Sirius cuts losses with sub gains
Karmazin shows merger confidence; shares inch upSirius Satellite Radio signed up more customers and lost less money in its second quarter than Wall Street expected, sending shares up 1.4% on Tuesday to $3.01.
The firm, which is trying to merge with its primary competitor, XM Satellite Radio, lost $134.1 million, down from a $237.8 million loss in the same quarter a year ago. On a per-share basis, Sirius lost 9 cents, while analysts predicted 10 cents.
The company added 561,493 subscribers in the quarter, bringing its total to more than 7.1 million. Rival XM had 8.25 million subscribers at last count.
The only metric where Sirius fell short was revenue, which came in at $226.4 million, up from last year's $150.1 million but nearly $2 million shy of Wall Street expectations.

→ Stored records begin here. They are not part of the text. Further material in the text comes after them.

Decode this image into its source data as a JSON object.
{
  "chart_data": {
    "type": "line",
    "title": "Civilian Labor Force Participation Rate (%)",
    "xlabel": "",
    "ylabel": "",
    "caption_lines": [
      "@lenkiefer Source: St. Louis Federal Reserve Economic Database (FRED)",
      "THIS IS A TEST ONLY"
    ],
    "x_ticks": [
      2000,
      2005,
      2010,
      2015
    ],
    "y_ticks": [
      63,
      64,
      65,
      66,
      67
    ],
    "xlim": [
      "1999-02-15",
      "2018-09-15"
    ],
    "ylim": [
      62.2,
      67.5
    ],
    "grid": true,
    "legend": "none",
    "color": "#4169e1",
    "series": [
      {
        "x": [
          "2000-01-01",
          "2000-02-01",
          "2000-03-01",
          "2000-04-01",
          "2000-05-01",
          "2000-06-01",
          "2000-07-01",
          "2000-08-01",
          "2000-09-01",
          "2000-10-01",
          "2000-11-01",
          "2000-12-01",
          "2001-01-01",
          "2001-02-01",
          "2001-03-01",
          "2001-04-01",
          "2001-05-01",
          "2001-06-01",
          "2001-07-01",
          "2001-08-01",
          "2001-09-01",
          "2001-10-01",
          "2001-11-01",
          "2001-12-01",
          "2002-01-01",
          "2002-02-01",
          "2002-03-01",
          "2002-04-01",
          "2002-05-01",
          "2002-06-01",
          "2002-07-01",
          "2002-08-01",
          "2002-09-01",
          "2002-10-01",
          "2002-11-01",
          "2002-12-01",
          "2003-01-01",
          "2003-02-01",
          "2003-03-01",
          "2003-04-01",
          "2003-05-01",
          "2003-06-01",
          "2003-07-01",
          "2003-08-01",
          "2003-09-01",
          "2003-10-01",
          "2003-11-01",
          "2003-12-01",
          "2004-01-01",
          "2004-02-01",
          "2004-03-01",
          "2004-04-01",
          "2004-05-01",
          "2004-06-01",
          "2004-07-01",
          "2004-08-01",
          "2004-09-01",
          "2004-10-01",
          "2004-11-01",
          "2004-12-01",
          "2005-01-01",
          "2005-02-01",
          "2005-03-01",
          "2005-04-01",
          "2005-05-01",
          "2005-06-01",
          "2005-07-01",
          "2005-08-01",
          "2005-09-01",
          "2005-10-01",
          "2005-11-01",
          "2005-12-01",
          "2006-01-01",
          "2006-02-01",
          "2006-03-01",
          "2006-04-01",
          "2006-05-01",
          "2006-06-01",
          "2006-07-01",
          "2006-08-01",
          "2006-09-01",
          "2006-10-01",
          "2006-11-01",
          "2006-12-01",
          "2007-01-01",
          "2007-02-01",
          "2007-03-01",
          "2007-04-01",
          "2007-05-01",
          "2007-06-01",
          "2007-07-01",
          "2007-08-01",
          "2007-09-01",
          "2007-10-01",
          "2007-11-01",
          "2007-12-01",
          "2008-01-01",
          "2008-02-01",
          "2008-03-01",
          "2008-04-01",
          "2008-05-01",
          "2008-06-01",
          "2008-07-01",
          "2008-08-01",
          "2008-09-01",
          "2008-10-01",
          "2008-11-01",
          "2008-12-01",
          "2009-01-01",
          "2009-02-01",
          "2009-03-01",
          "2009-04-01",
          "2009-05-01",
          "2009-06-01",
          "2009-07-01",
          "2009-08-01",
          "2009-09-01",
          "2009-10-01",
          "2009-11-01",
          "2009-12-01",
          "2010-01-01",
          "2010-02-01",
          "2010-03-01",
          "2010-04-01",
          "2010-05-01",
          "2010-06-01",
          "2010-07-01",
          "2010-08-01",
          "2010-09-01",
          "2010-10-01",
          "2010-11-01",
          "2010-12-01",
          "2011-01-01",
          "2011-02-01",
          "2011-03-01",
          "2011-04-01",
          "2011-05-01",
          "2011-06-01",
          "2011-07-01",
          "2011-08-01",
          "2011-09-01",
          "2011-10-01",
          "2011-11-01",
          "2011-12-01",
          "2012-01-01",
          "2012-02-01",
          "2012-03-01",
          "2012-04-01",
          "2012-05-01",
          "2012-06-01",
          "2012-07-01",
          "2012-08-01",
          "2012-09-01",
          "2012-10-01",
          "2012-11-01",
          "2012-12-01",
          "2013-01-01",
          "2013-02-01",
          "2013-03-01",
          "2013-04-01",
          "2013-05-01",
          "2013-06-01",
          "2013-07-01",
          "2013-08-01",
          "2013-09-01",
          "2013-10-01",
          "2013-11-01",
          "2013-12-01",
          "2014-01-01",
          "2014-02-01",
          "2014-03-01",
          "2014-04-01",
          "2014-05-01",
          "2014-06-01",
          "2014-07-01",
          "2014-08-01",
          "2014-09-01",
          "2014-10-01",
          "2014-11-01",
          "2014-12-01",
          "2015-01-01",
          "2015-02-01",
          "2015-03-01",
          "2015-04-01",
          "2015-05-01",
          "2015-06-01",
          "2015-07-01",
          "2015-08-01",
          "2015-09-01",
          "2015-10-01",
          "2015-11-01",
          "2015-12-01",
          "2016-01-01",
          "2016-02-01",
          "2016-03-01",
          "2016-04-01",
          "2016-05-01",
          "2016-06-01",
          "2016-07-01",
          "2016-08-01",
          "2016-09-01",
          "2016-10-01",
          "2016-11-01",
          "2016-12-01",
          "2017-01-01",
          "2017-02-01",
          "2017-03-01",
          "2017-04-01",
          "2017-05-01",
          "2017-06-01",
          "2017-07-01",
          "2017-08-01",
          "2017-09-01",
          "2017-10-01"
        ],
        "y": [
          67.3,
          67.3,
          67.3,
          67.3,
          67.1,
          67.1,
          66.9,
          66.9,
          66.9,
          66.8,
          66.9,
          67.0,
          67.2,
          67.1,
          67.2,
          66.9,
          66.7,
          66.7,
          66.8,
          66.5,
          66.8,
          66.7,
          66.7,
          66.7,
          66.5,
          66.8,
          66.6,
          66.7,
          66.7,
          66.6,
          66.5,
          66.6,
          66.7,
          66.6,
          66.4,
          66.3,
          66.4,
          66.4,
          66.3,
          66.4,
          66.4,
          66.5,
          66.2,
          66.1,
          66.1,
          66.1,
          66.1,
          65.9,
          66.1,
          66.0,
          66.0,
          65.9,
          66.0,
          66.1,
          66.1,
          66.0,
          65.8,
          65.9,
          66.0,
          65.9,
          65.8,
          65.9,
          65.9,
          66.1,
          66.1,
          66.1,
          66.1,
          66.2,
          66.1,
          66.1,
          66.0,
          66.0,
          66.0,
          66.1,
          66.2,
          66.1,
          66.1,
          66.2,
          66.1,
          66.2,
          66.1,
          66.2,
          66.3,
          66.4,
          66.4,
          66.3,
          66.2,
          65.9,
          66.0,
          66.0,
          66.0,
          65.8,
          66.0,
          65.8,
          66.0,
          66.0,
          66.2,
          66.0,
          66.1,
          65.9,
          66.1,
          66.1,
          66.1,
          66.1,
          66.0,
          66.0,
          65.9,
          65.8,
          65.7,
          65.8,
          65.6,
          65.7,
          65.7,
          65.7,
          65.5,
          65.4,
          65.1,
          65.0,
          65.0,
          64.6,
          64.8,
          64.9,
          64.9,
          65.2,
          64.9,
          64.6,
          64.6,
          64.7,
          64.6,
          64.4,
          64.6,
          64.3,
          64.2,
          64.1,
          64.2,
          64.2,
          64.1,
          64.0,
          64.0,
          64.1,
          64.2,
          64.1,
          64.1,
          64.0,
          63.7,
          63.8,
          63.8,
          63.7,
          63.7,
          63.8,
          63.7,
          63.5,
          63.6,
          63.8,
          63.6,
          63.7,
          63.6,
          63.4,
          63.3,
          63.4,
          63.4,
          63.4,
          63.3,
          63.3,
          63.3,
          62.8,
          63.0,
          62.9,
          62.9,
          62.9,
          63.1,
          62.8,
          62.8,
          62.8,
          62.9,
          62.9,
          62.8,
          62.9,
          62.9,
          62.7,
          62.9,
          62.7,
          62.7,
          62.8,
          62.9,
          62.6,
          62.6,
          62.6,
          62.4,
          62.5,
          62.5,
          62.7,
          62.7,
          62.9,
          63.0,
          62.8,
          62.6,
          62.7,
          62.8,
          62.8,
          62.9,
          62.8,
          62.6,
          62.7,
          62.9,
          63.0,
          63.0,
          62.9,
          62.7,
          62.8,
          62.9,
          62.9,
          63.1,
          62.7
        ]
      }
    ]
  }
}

Wedbush Morgan Securities analyst William Kidd said subscriber additions exceeded his forecast by 100,000. He expressed caution, though, that average subscriber-acquisition costs crept up from last quarter's $104 to $108, even though it is a vast improvement compared with last year's $131.
Kidd reiterated his "buy" recommendation and $4 price target.
CEO Mel Karmazin, as he has been doing most of the year, expressed confidence in gaining FCC and Department of Justice approval for the Sirius-XM merger.
His offensive on that front included a July proclamation that a combined XM-Sirius would be in a good position to offer a la carte pricing that could save consumers money.
"Momentum for the pending merger with XM continues to build," Karmazin said Tuesday. "Support from our customers, suppliers and other groups representing a diverse cross section of Americans clearly demonstrates the public-interest benefits and enhanced competition that will come from the merger."
Wall Street, however, remains skeptical, as prominent lawmakers already have expressed concerns over allowing the only two satellite radio operators in the country to merge.
Kidd said Tuesday that he sees a less than 50% chance of the merger happening and speculated it "will likely be denied within 12 months."
Likewise, Banc of America analyst Jonathan Jacoby said Sirius shares are priced to imply a 45%-50% chance of a merger approval.
While he said Tuesday that subscriber additions "easily topped our estimates" and he upped his year-end forecast to 8.4 million subs from 8 million previously, he also reiterated his "neutral" rating and $2.75 price target on the stock.